Quelque 74% des dirigeants d’institutions du secteur financier africain affichent en 2025 une confiance dans les perspectives économiques de leurs organisations à trois ans, selon la 5e édition du Baromètre de l’Industrie Financière Africaine.
Cette confiance retrouvée est portée par le ralentissement de l’inflation, une meilleure visibilité opérationnelle et une dynamique commerciale soutenue, précise ce Baromètre réalisé par Deloitte et l’Africa Financial Summit (AFIS).

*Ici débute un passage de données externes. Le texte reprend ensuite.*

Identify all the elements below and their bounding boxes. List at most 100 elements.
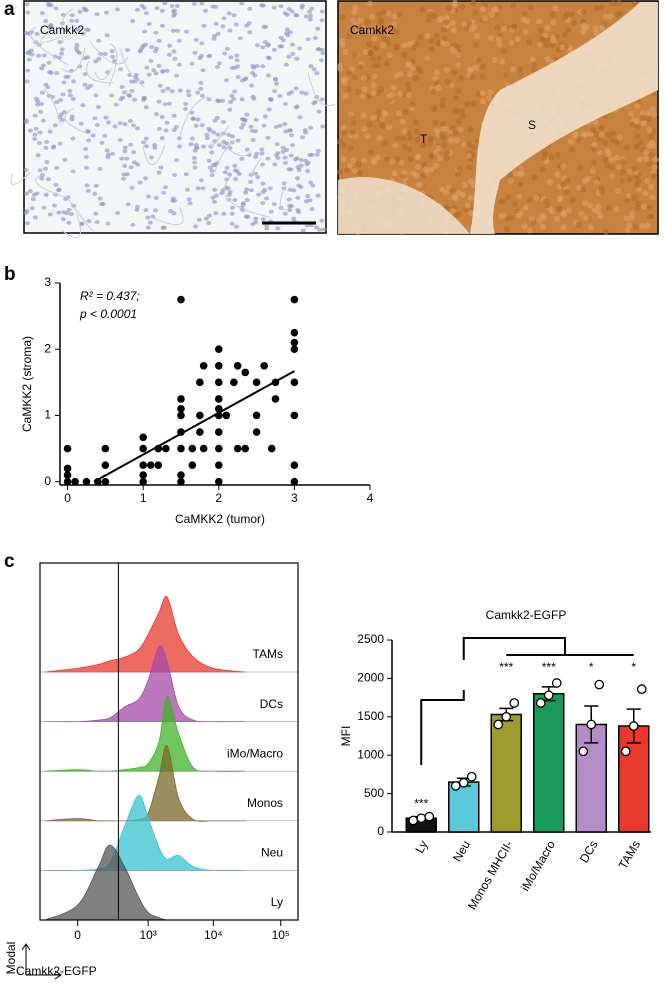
cell <box>381 140 388 147</box>
nucleus <box>40 90 46 95</box>
cell <box>355 161 362 168</box>
replicate <box>620 746 631 757</box>
cell <box>619 177 626 184</box>
nucleus <box>243 76 249 81</box>
nucleus <box>44 140 50 145</box>
point <box>241 444 250 453</box>
cell <box>609 164 616 171</box>
nucleus <box>211 199 217 204</box>
nucleus <box>30 197 36 202</box>
fiber <box>61 47 86 73</box>
nucleus <box>170 28 176 33</box>
cell <box>439 121 446 128</box>
bar <box>448 781 480 833</box>
nucleus <box>176 38 182 43</box>
nucleus <box>206 158 212 163</box>
cell <box>598 188 605 195</box>
nucleus <box>56 210 62 215</box>
nucleus <box>99 140 105 145</box>
nucleus <box>308 180 314 185</box>
cell <box>639 222 646 229</box>
nucleus <box>283 129 289 134</box>
nucleus <box>222 170 228 175</box>
nucleus <box>280 145 286 150</box>
nucleus <box>249 83 255 88</box>
nucleus <box>261 123 267 128</box>
point <box>63 471 72 479</box>
nucleus <box>52 123 58 128</box>
nucleus <box>268 209 274 214</box>
cell <box>374 28 381 35</box>
nucleus <box>160 69 166 74</box>
nucleus <box>267 186 273 191</box>
nucleus <box>259 3 265 8</box>
x-tick-label: 3 <box>291 491 298 505</box>
nucleus <box>113 102 119 107</box>
cell <box>633 143 640 150</box>
nucleus <box>254 64 260 69</box>
nucleus <box>131 160 137 165</box>
cell <box>598 131 605 138</box>
cell <box>649 106 656 113</box>
nucleus <box>209 168 215 173</box>
cell <box>608 156 615 163</box>
nucleus <box>222 51 228 56</box>
legend-label: iMo/Macro <box>227 746 283 760</box>
cell <box>569 11 576 18</box>
nucleus <box>310 183 316 188</box>
nucleus <box>309 206 315 211</box>
nucleus <box>165 86 171 91</box>
cell <box>407 135 414 142</box>
cell <box>498 198 505 205</box>
bar <box>490 713 522 833</box>
cell <box>564 177 571 184</box>
cell <box>424 55 431 62</box>
cell <box>454 108 461 115</box>
nucleus <box>244 147 250 152</box>
cell <box>364 133 371 140</box>
cell <box>651 111 658 118</box>
nucleus <box>102 51 108 56</box>
cell <box>537 27 544 34</box>
nucleus <box>288 153 294 158</box>
nucleus <box>94 122 100 127</box>
cell <box>505 194 512 201</box>
nucleus <box>74 43 80 48</box>
cell <box>346 33 353 40</box>
replicate <box>493 719 504 730</box>
nucleus <box>214 115 220 120</box>
cell <box>470 100 477 107</box>
nucleus <box>159 136 165 141</box>
cell <box>341 124 348 131</box>
nucleus <box>156 38 162 43</box>
nucleus <box>110 151 116 156</box>
nucleus <box>262 40 268 45</box>
point <box>260 361 268 370</box>
cell <box>543 198 550 205</box>
cell <box>570 20 577 27</box>
nucleus <box>234 58 240 63</box>
cell <box>457 126 464 133</box>
replicate <box>408 815 419 826</box>
cell <box>593 131 600 138</box>
nucleus <box>145 215 151 220</box>
cell <box>370 82 377 89</box>
replicate <box>501 711 512 722</box>
nucleus <box>229 205 235 210</box>
nucleus <box>305 37 311 42</box>
cell <box>470 144 477 151</box>
nucleus <box>37 168 43 173</box>
cell <box>451 2 458 9</box>
nucleus <box>240 122 246 127</box>
cell <box>590 159 597 166</box>
nucleus <box>172 56 178 61</box>
nucleus <box>307 17 313 22</box>
fiber <box>179 96 208 136</box>
nucleus <box>273 125 279 130</box>
cell <box>620 158 627 165</box>
nucleus <box>199 123 205 128</box>
x-axis-label: CaMKK2 (tumor) <box>175 512 265 526</box>
cell <box>507 171 514 178</box>
cell <box>567 138 574 145</box>
fiber <box>120 48 145 88</box>
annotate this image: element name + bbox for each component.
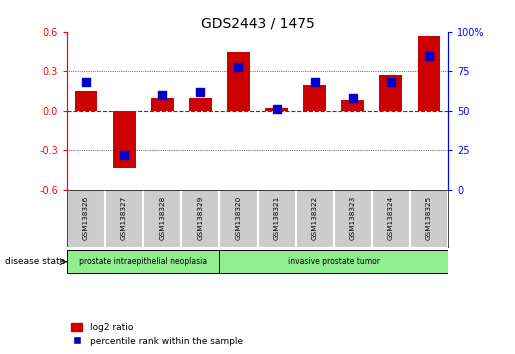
Point [234,64,243,69]
Point [196,89,204,95]
Text: GSM138322: GSM138322 [312,195,318,240]
Bar [227,52,250,111]
Bar [75,91,97,111]
Text: GSM138328: GSM138328 [159,195,165,240]
Bar [303,85,326,111]
Bar [67,250,219,273]
Point [349,96,357,101]
Text: invasive prostate tumor: invasive prostate tumor [288,257,380,266]
Point [387,80,395,85]
Bar [341,100,364,111]
Bar [113,111,135,167]
Point [272,107,281,112]
Point [311,80,319,85]
Text: GSM138325: GSM138325 [426,195,432,240]
Point [120,152,128,158]
Bar [219,250,448,273]
Text: GSM138323: GSM138323 [350,195,356,240]
Point [158,92,166,98]
Point [82,80,90,85]
Bar [189,98,212,111]
Title: GDS2443 / 1475: GDS2443 / 1475 [201,17,314,31]
Text: disease state: disease state [5,257,65,266]
Text: prostate intraepithelial neoplasia: prostate intraepithelial neoplasia [79,257,207,266]
Text: GSM138324: GSM138324 [388,195,394,240]
Text: GSM138320: GSM138320 [235,195,242,240]
Bar [418,36,440,111]
Legend: log2 ratio, percentile rank within the sample: log2 ratio, percentile rank within the s… [72,323,243,346]
Bar [380,75,402,111]
Bar [151,98,174,111]
Point [425,53,433,58]
Bar [265,108,288,111]
Text: GSM138327: GSM138327 [121,195,127,240]
Text: GSM138329: GSM138329 [197,195,203,240]
Text: GSM138321: GSM138321 [273,195,280,240]
Text: GSM138326: GSM138326 [83,195,89,240]
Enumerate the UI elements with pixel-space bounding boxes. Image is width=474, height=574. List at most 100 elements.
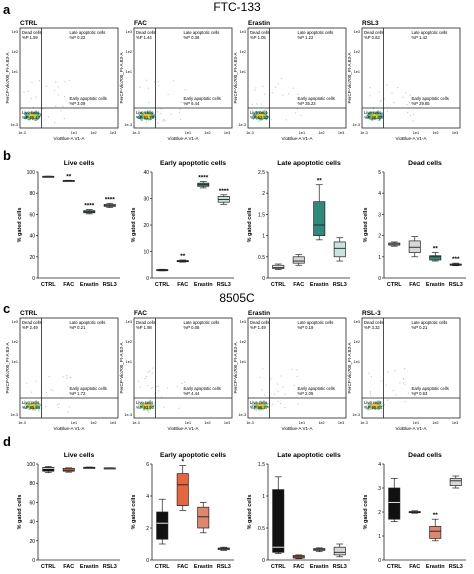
y-tick-label: 2 [262,191,265,197]
facs-dot [158,390,160,392]
facs-dot [379,113,382,115]
facs-dot [252,118,254,120]
facs-dot [369,391,372,393]
facs-dot [138,113,140,115]
facs-title: RSL3 [362,20,379,27]
facs-xtick: 1e1 [71,421,77,425]
facs-dot [38,405,40,407]
quadrant-value-late: %P 0.19 [298,325,314,330]
y-tick-label: 3 [378,212,381,218]
facs-dot [62,376,64,378]
facs-dot [138,380,140,382]
facs-dot [36,113,38,116]
facs-dot [140,114,142,117]
facs-dot [369,114,372,117]
box-erastin [197,506,210,529]
facs-xlabel: VioBlue-A V1-A [168,426,199,431]
facs-dot [179,108,181,110]
boxplot-title: Early apoptotic cells [160,160,226,167]
facs-dot [58,94,60,96]
y-tick-label: 4 [146,494,149,500]
boxplot-b-2: Early apoptotic cells 0 10 20 30 40 % gated ce… [131,160,234,288]
facs-dot [380,116,383,118]
boxplot-title: Early apoptotic cells [160,452,226,459]
boxplot-title: Dead cells [408,160,442,167]
facs-xtick: 1e2 [318,421,324,425]
y-tick-label: 2.5 [258,170,265,176]
box-fac [176,473,189,506]
y-tick-label: 6 [146,462,149,468]
box-rsl3 [333,241,346,258]
facs-dot [141,117,144,120]
facs-ytick: 1e-3 [10,413,18,417]
facs-xtick: 1e2 [204,131,210,135]
facs-title: RSL-3 [362,310,381,317]
facs-dot [24,114,27,117]
y-tick-label: 0.5 [258,526,265,532]
facs-dot [34,114,36,117]
facs-dot [52,390,54,392]
facs-dot [145,114,148,116]
facs-xtick: 1e3 [338,131,344,135]
facs-dot [275,86,277,88]
facs-dot [39,404,42,407]
facs-dot [148,113,151,116]
facs-dot [27,112,29,114]
facs-dot [33,407,36,410]
facs-dot [266,116,269,118]
quadrant-label-late: Late apoptotic cells [298,30,334,35]
x-tick-label: RSL3 [217,564,231,570]
facs-ytick: 1e2 [12,50,18,54]
facs-title: CTRL [20,20,37,27]
facs-ytick: 1e3 [12,320,18,324]
quadrant-value-live: %P 68.30 [364,115,383,120]
x-tick-label: RSL3 [449,282,463,288]
facs-dot [379,115,382,118]
significance-stars: * [181,459,184,466]
facs-dot [282,386,284,388]
facs-dot [293,384,295,386]
facs-dot [379,380,382,382]
x-tick-label: FAC [293,282,304,288]
quadrant-label-dead: Dead cells [364,30,384,35]
facs-dot [29,111,32,114]
facs-dot [54,122,56,124]
facs-dot [257,113,259,115]
panel-letter-b: b [3,148,11,163]
facs-dot [254,89,256,91]
facs-dot [145,376,147,378]
quadrant-label-live: Live cells [364,110,381,115]
facs-dot [152,367,154,369]
facs-dot [148,116,150,119]
facs-dot [291,368,293,370]
facs-dot [380,99,382,101]
boxplot-b-1: Live cells 0 20 40 60 80 100 % gated cells CTRL *… [17,160,120,288]
facs-dot [381,112,383,114]
facs-xtick: 1e2 [90,131,96,135]
facs-dot [282,94,284,96]
quadrant-value-early: %P 0.63 [412,391,428,396]
facs-dot [387,399,389,401]
significance-stars: **** [84,203,95,210]
facs-dot [48,376,50,378]
facs-dot [38,402,41,405]
facs-dot [48,116,50,118]
facs-dot [381,113,384,115]
facs-dot [264,109,266,111]
y-tick-label: 100 [27,462,36,468]
facs-dot [274,393,276,395]
facs-dot [300,114,302,116]
facs-ytick: 1e2 [240,340,246,344]
facs-dot [376,115,378,117]
facs-dot [64,96,66,98]
facs-dot-cloud [366,84,415,122]
facs-ytick: 1e1 [354,360,360,364]
facs-xtick: 1e3 [110,421,116,425]
facs-ytick: 1e-3 [352,413,360,417]
y-axis-label: % gated cells [17,495,23,530]
facs-dot [370,112,373,115]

Dans le détail, les institutions de microfinance affichent le niveau de confiance le plus élevé avec une note de 9/10, devant les compagnies d’assurances (8,35/10), tandis que les fintechs normalisent leurs anticipations dans les perspectives économiques à 8,33/10 après un pic à 9,25/10 en 2024, fait savoir la même source.
Parallèlement, les groupes panafricains affichent un niveau de confiance fort (8,44/10), alors que les acteurs internationaux (7,82/10) et les acteurs des marchés de capitaux (7,5/10) demeurent plus prudents dans un contexte de volatilité prolongée.
Parmi les priorités stratégiques des dirigeants recensés s'imposent la rentabilité (46%), la cybersécurité (51%) et l’efficience opérationnelle, tandis que 54% des institutions sondées s’estiment désormais digitalement matures (+6 points par rapport à 2024).
En effet, l’intelligence artificielle (IA) est d’abord vue comme un levier de maîtrise des risques : 77% des institutions anticipent un impact fort ou transformant de l’IA sur la détection de fraude, 70% sur l’analyse de risque crédit, et 70% sur l’optimisation des processus opérationnels.
La personnalisation des offres (72%) et les chatbots (68%) complètent les principaux cas d’usage, combinant efficacité opérationnelle et conquête commerciale.
En termes d'intégration continentale, l'interopérabilité des systèmes de paiement est identifiée comme la transformation prioritaire d'ici 2030 par 28% des répondants, portée par l'ambition de décloisonner les 1,6 milliard de comptes (banque + mobile money combinés).
Dans ce contexte, l’inclusion financière n’est un pilier stratégique que pour 39% des institutions, portée par les institutions de microfinance (100%) et les fintechs (67%), tandis que les compagnies d’assurances se repositionnent fortement sur les segments sous-pénétrés, notamment via les partenariats avec les opérateurs télécoms et les institutions de microfinance.
Concernant l’ESG, le Baromètre fait apparaître une phase d’engagement pragmatique : l’investissement à impact reste la dimension la plus structurée (66% d’engagement), tandis que l’intégration des critères ESG recule à 57% et que les institutions concentrent leurs efforts sur les volets à impact rapidement mesurable.
De son côté, la parité progresse nettement, avec 47% des institutions ayant déjà déployé des politiques de parité dans les équipes et 44% un reporting dédié aux indicateurs genre.
S’appuyant sur une enquête conduite entre mai et septembre 2025 auprès de dirigeants de plus de 70 institutions (banques, assurances, fintechs, microfinance et marchés de capitaux) à travers le continent africain, ce Baromètre met en lumière les grandes priorités stratégiques du secteur, à savoir la rentabilité, la cybersécurité, la transformation digitale, l'IA et l'intégration financière panafricaine.